22Y extendió Moisés su mano hacia el cielo, y hubo densas tinieblas tres días por toda la tierra de Egipto.

23Ninguno vió á su prójimo, ni nadie se levantó de su lugar en tres días; mas todos los hijos de Israel tenían luz en sus habitaciones.

24Entonces Faraón hizo llamar á Moisés, y dijo: Id, servid á Jehová; solamente queden vuestras ovejas y vuestras vacas: vayan también vuestros niños con vosotros.

Moisés fue inflexible. Sabía que los israelitas, lejos...

Moisés fue inflexible. Sabía que los israelitas, lejos de dejar alguna de sus posesiones atrás, recibirían regalos de los egipcios, quienes los apresurarían (3:21–22). También mantuvo el enfoque en la adoración a Dios. Este constante estribillo sobre el propósito de salir de Egipto (ver nota de estudio sobre 8:26–27) refleja el propósito clave de su éxodo, convertirse en el pueblo de Dios.

25Y Moisés respondió: Tú también nos entregarás sacrificios y holocaustos que sacrifiquemos á Jehová nuestro Dios.

26Nuestros ganados irán también con nosotros; no quedará ni una uña; porque de ellos hemos de tomar para servir á Jehova nuestro Dios; y no sabemos con qué hemos de servir á Jehová, hasta que lleguemos allá.

El faraón parecía darse cuenta de que había...

El faraón parecía darse cuenta de que había llegado a un punto sin retorno.
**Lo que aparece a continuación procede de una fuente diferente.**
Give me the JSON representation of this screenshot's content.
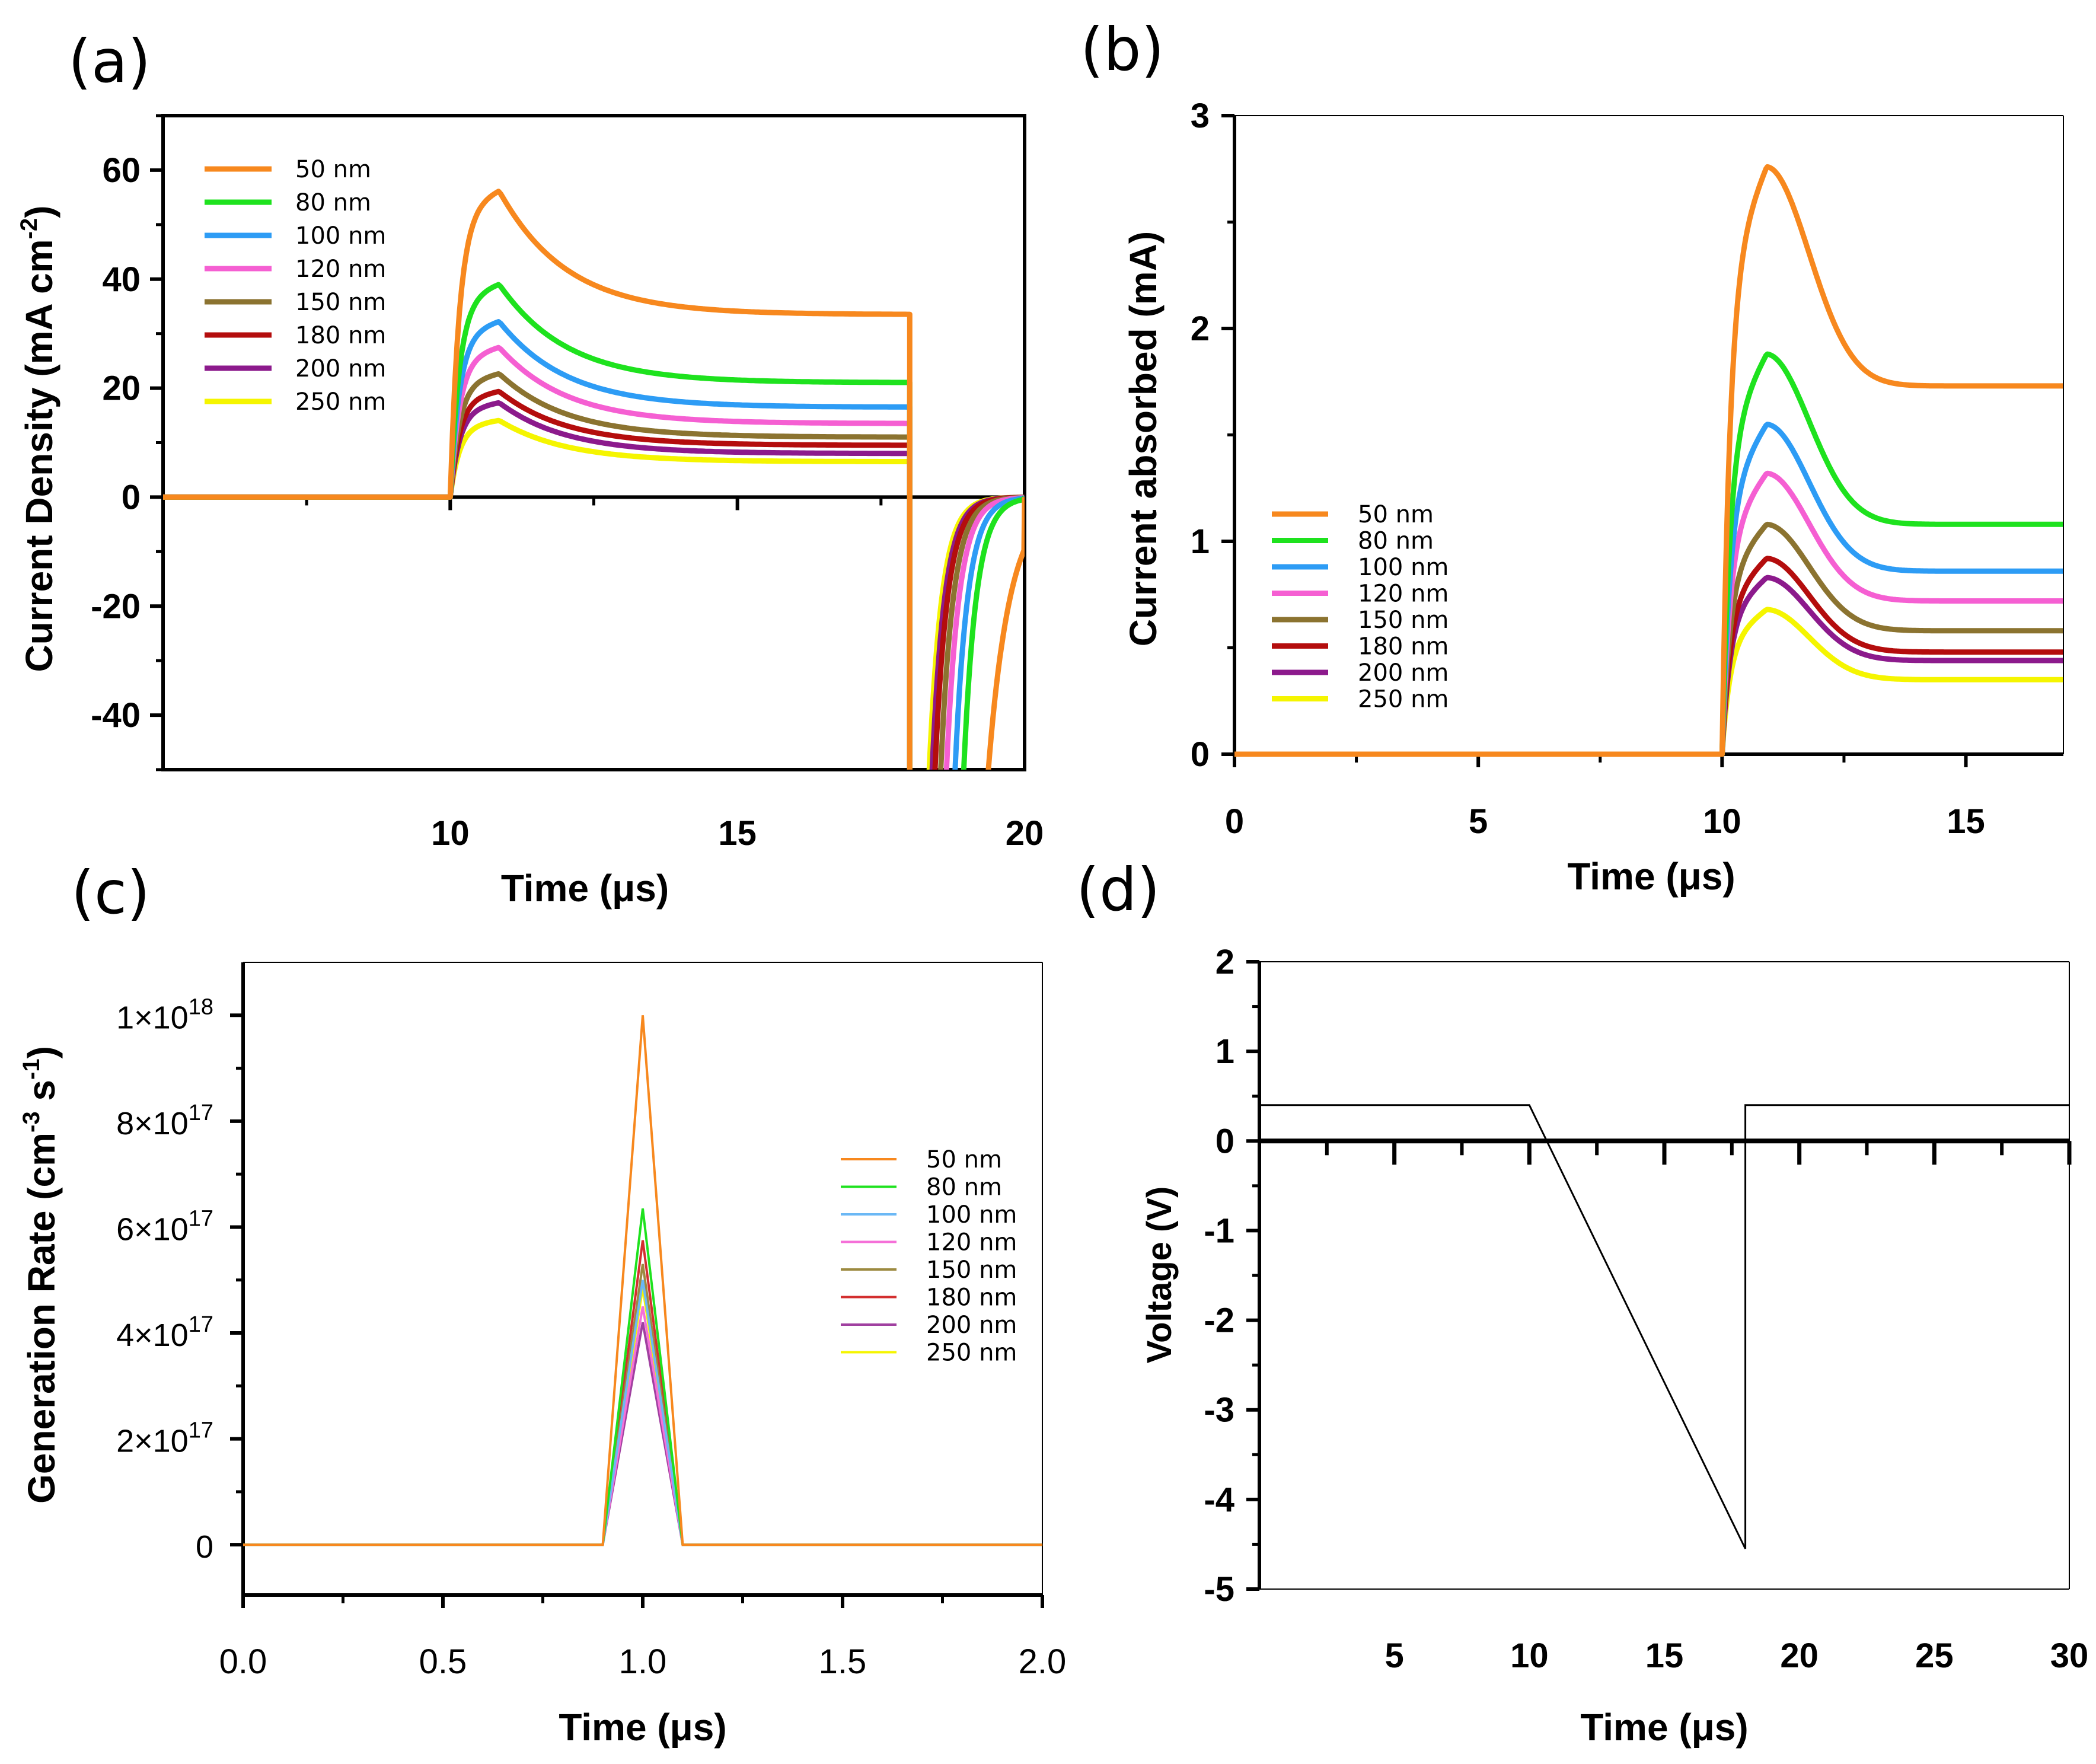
{
  "chart_data": [
    {
      "panel_label": "(a)",
      "type": "line",
      "xlabel": "Time (μs)",
      "ylabel": "Current Density (mA cm",
      "ylabel_sup": "-2",
      "ylabel_end": ")",
      "xlim": [
        5,
        20
      ],
      "ylim": [
        -50,
        70
      ],
      "xticks": [
        10,
        15,
        20
      ],
      "xtick_labels": [
        "10",
        "15",
        "20"
      ],
      "yticks": [
        -40,
        -20,
        0,
        20,
        40,
        60
      ],
      "ytick_labels": [
        "-40",
        "-20",
        "0",
        "20",
        "40",
        "60"
      ],
      "legend": "top-left",
      "series": [
        {
          "name": "50 nm",
          "color": "#f7881e",
          "peak": 53,
          "steady": 33.5,
          "tail": 19.3
        },
        {
          "name": "80 nm",
          "color": "#1ee21e",
          "peak": 36.5,
          "steady": 21,
          "tail": 18.9
        },
        {
          "name": "100 nm",
          "color": "#2d9cf5",
          "peak": 30,
          "steady": 16.5,
          "tail": 18.75
        },
        {
          "name": "120 nm",
          "color": "#f55fd2",
          "peak": 25.5,
          "steady": 13.5,
          "tail": 18.6
        },
        {
          "name": "150 nm",
          "color": "#8b7330",
          "peak": 21,
          "steady": 11,
          "tail": 18.5
        },
        {
          "name": "180 nm",
          "color": "#b40d0d",
          "peak": 18,
          "steady": 9.5,
          "tail": 18.4
        },
        {
          "name": "200 nm",
          "color": "#8c1a8c",
          "peak": 16,
          "steady": 8,
          "tail": 18.35
        },
        {
          "name": "250 nm",
          "color": "#f5f500",
          "peak": 13,
          "steady": 6.5,
          "tail": 18.3
        }
      ]
    },
    {
      "panel_label": "(b)",
      "type": "line",
      "xlabel": "Time (μs)",
      "ylabel": "Current absorbed (mA)",
      "xlim": [
        0,
        17
      ],
      "ylim": [
        0,
        3
      ],
      "xticks": [
        0,
        5,
        10,
        15
      ],
      "xtick_labels": [
        "0",
        "5",
        "10",
        "15"
      ],
      "yticks": [
        0,
        1,
        2,
        3
      ],
      "ytick_labels": [
        "0",
        "1",
        "2",
        "3"
      ],
      "legend": "left",
      "series": [
        {
          "name": "50 nm",
          "color": "#f7881e",
          "peak": 2.76,
          "steady": 1.73
        },
        {
          "name": "80 nm",
          "color": "#1ee21e",
          "peak": 1.88,
          "steady": 1.08
        },
        {
          "name": "100 nm",
          "color": "#2d9cf5",
          "peak": 1.55,
          "steady": 0.86
        },
        {
          "name": "120 nm",
          "color": "#f55fd2",
          "peak": 1.32,
          "steady": 0.72
        },
        {
          "name": "150 nm",
          "color": "#8b7330",
          "peak": 1.08,
          "steady": 0.58
        },
        {
          "name": "180 nm",
          "color": "#b40d0d",
          "peak": 0.92,
          "steady": 0.48
        },
        {
          "name": "200 nm",
          "color": "#8c1a8c",
          "peak": 0.83,
          "steady": 0.44
        },
        {
          "name": "250 nm",
          "color": "#f5f500",
          "peak": 0.68,
          "steady": 0.35
        }
      ]
    },
    {
      "panel_label": "(c)",
      "type": "line",
      "xlabel": "Time (μs)",
      "ylabel": "Generation Rate (cm",
      "ylabel_sup": "-3",
      "ylabel_mid": " s",
      "ylabel_sup2": "-1",
      "ylabel_end": ")",
      "xlim": [
        0,
        2
      ],
      "ylim": [
        -9.5e+16,
        1.1e+18
      ],
      "xticks": [
        0,
        0.5,
        1,
        1.5,
        2
      ],
      "xtick_labels": [
        "0.0",
        "0.5",
        "1.0",
        "1.5",
        "2.0"
      ],
      "yticks": [
        0,
        2e+17,
        4e+17,
        6e+17,
        8e+17,
        1e+18
      ],
      "ytick_base": [
        "0",
        "2×10",
        "4×10",
        "6×10",
        "8×10",
        "1×10"
      ],
      "ytick_exp": [
        "",
        "17",
        "17",
        "17",
        "17",
        "18"
      ],
      "legend": "right",
      "series": [
        {
          "name": "50 nm",
          "color": "#f7881e",
          "peak": 1e+18
        },
        {
          "name": "80 nm",
          "color": "#1ee21e",
          "peak": 6.35e+17
        },
        {
          "name": "100 nm",
          "color": "#6bb8f5",
          "peak": 5e+17
        },
        {
          "name": "120 nm",
          "color": "#f570d8",
          "peak": 4.5e+17
        },
        {
          "name": "150 nm",
          "color": "#9c8a40",
          "peak": 5.3e+17
        },
        {
          "name": "180 nm",
          "color": "#d32f2f",
          "peak": 5.75e+17
        },
        {
          "name": "200 nm",
          "color": "#a040a0",
          "peak": 4.2e+17
        },
        {
          "name": "250 nm",
          "color": "#f5f500",
          "peak": 4.85e+17
        }
      ],
      "pulse": {
        "start": 0.9,
        "center": 1.0,
        "end": 1.1
      }
    },
    {
      "panel_label": "(d)",
      "type": "line",
      "xlabel": "Time (μs)",
      "ylabel": "Voltage (V)",
      "xlim": [
        0,
        30
      ],
      "ylim": [
        -5,
        2
      ],
      "xticks": [
        5,
        10,
        15,
        20,
        25,
        30
      ],
      "xtick_labels": [
        "5",
        "10",
        "15",
        "20",
        "25",
        "30"
      ],
      "yticks": [
        -5,
        -4,
        -3,
        -2,
        -1,
        0,
        1,
        2
      ],
      "ytick_labels": [
        "-5",
        "-4",
        "-3",
        "-2",
        "-1",
        "0",
        "1",
        "2"
      ],
      "series": [
        {
          "name": "voltage",
          "color": "#000000",
          "x": [
            0,
            10,
            18,
            18,
            30
          ],
          "y": [
            0.4,
            0.4,
            -4.55,
            0.4,
            0.4
          ]
        }
      ]
    }
  ]
}
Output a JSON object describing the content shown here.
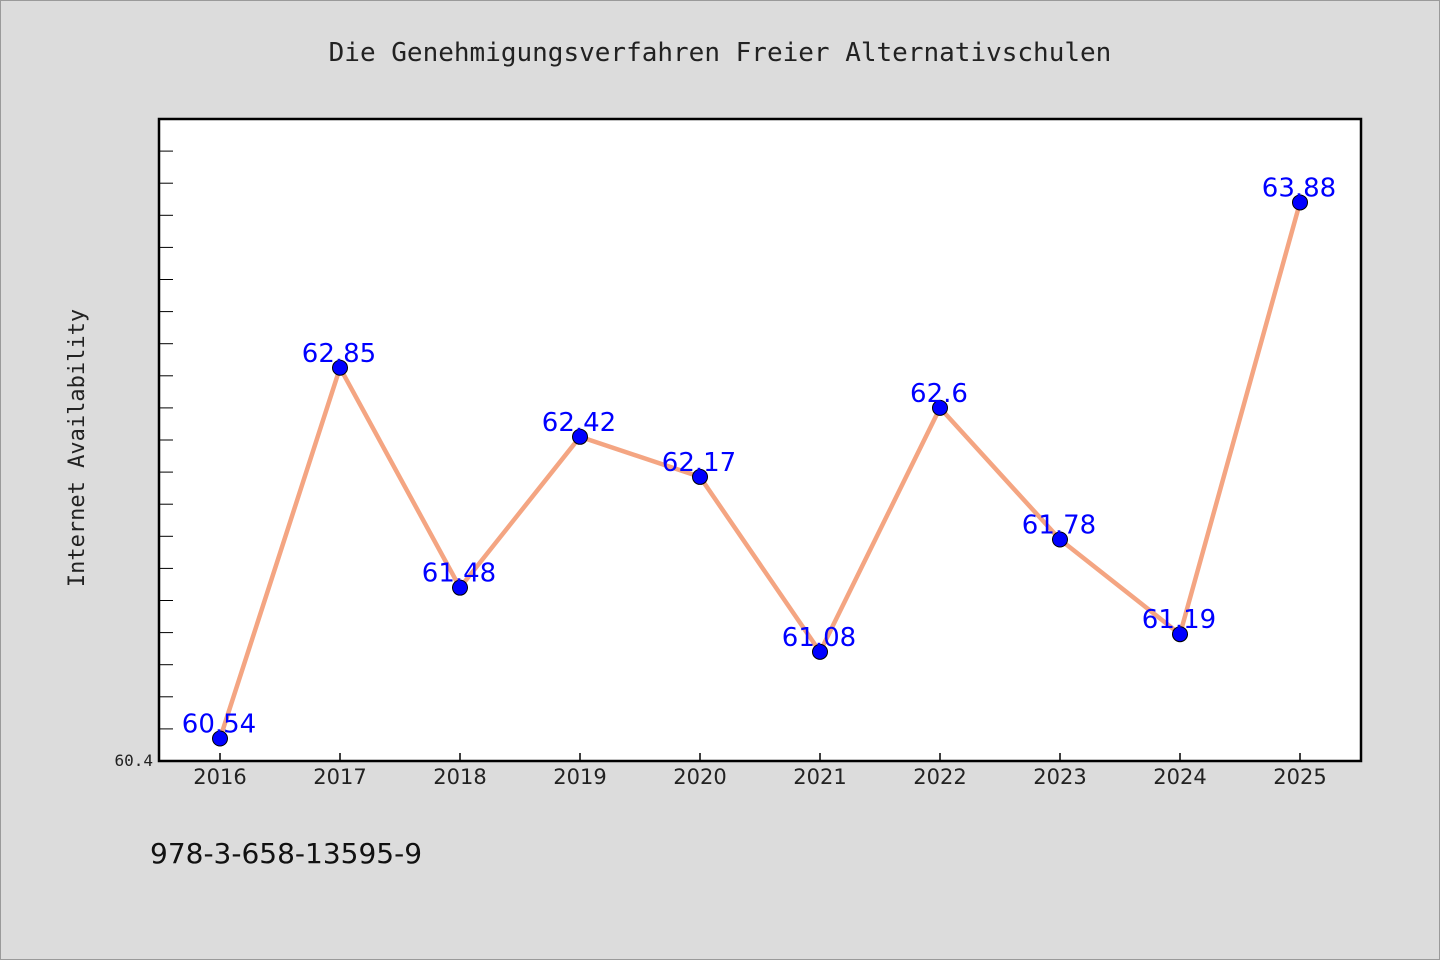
{
  "chart_data": {
    "type": "line",
    "title": "Die Genehmigungsverfahren Freier Alternativschulen",
    "xlabel": "",
    "ylabel": "Internet Availability",
    "categories": [
      "2016",
      "2017",
      "2018",
      "2019",
      "2020",
      "2021",
      "2022",
      "2023",
      "2024",
      "2025"
    ],
    "series": [
      {
        "values": [
          60.54,
          62.85,
          61.48,
          62.42,
          62.17,
          61.08,
          62.6,
          61.78,
          61.19,
          63.88
        ],
        "data_labels": [
          "60.54",
          "62.85",
          "61.48",
          "62.42",
          "62.17",
          "61.08",
          "62.6",
          "61.78",
          "61.19",
          "63.88"
        ],
        "line_color": "#f4a582",
        "marker_color": "#0000ff"
      }
    ],
    "y_tick_labels": [
      "60.4"
    ],
    "ylim": [
      60.4,
      64.4
    ],
    "grid": false,
    "legend": "none"
  },
  "footer": {
    "isbn": "978-3-658-13595-9"
  },
  "colors": {
    "background": "#dcdcdc",
    "plot_background": "#ffffff",
    "line": "#f4a582",
    "marker": "#0000ff",
    "data_label": "#0000ff"
  }
}
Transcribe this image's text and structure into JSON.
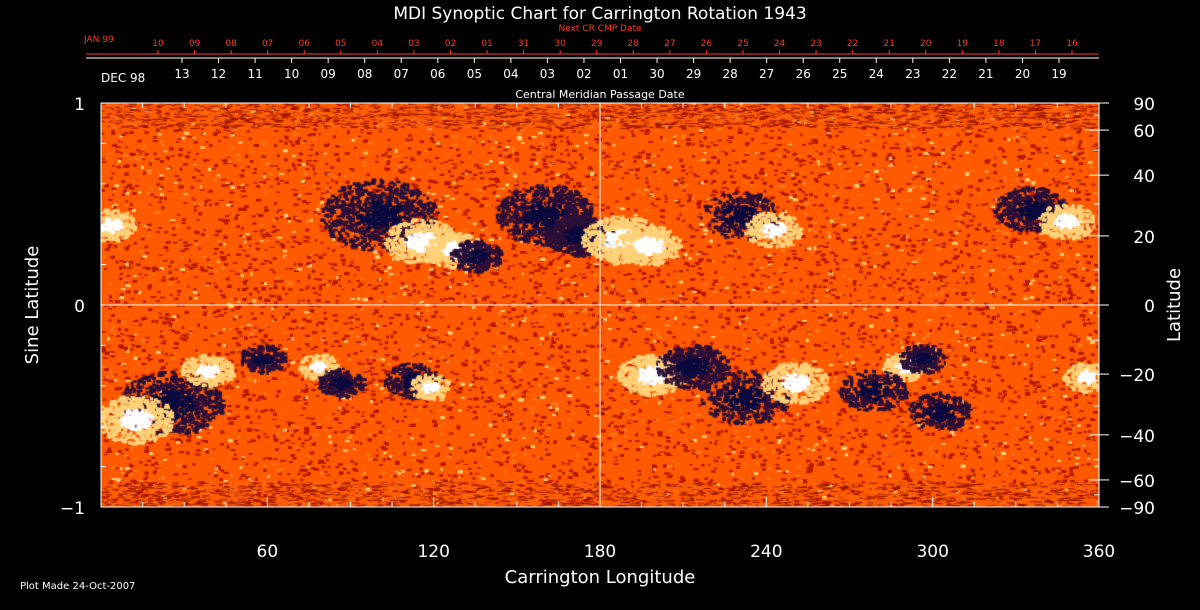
{
  "chart_data": {
    "type": "heatmap",
    "title": "MDI Synoptic Chart for Carrington Rotation 1943",
    "xlabel": "Carrington Longitude",
    "ylabel_left": "Sine Latitude",
    "ylabel_right": "Latitude",
    "xlim": [
      0,
      360
    ],
    "ylim": [
      -1,
      1
    ],
    "x_ticks": [
      60,
      120,
      180,
      240,
      300,
      360
    ],
    "y_ticks_left": [
      {
        "value": 1,
        "label": "1"
      },
      {
        "value": 0,
        "label": "0"
      },
      {
        "value": -1,
        "label": "−1"
      }
    ],
    "y_ticks_right": [
      {
        "lat": 90,
        "label": "90"
      },
      {
        "lat": 60,
        "label": "60"
      },
      {
        "lat": 40,
        "label": "40"
      },
      {
        "lat": 20,
        "label": "20"
      },
      {
        "lat": 0,
        "label": "0"
      },
      {
        "lat": -20,
        "label": "−20"
      },
      {
        "lat": -40,
        "label": "−40"
      },
      {
        "lat": -60,
        "label": "−60"
      },
      {
        "lat": -90,
        "label": "−90"
      }
    ],
    "top_axis_red": {
      "title": "Next CR CMP Date",
      "month_label": "JAN 99",
      "labels": [
        "10",
        "09",
        "08",
        "07",
        "06",
        "05",
        "04",
        "03",
        "02",
        "01",
        "31",
        "30",
        "29",
        "28",
        "27",
        "26",
        "25",
        "24",
        "23",
        "22",
        "21",
        "20",
        "19",
        "18",
        "17",
        "16"
      ],
      "color": "#ff3b1f"
    },
    "top_axis_white": {
      "title": "Central Meridian Passage Date",
      "month_label": "DEC 98",
      "labels": [
        "13",
        "12",
        "11",
        "10",
        "09",
        "08",
        "07",
        "06",
        "05",
        "04",
        "03",
        "02",
        "01",
        "30",
        "29",
        "28",
        "27",
        "26",
        "25",
        "24",
        "23",
        "22",
        "21",
        "20",
        "19"
      ]
    },
    "grid": false,
    "crosshair": {
      "x": 180,
      "y": 0
    },
    "colormap": [
      "#0a0a40",
      "#b81900",
      "#ff5a00",
      "#ffd27a",
      "#ffffff"
    ],
    "footer": "Plot Made 24-Oct-2007"
  }
}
Si no se sometía, la única acción apropiada, a lo que había aprendido de las plagas entonces debía matar al mensajero. Este razonamiento es similar al de los líderes religiosos más tarde durante la vida de Cristo. Se negaron a sacar las conclusiones apropiadas de la vida y ministerio de Jesús, por lo que decidieron matarlo (ver Juan 11:45–53).

27Mas Jehová endureció el corazón de Faraón, y no quiso dejarlos ir.

28Y díjole Faraón: Retírate de mí: guárdate que no veas más mi rostro, porque en cualquier día que vieres mi rostro, morirás.

29Y Moisés respondió: Bien has dicho; no veré más tu rostro.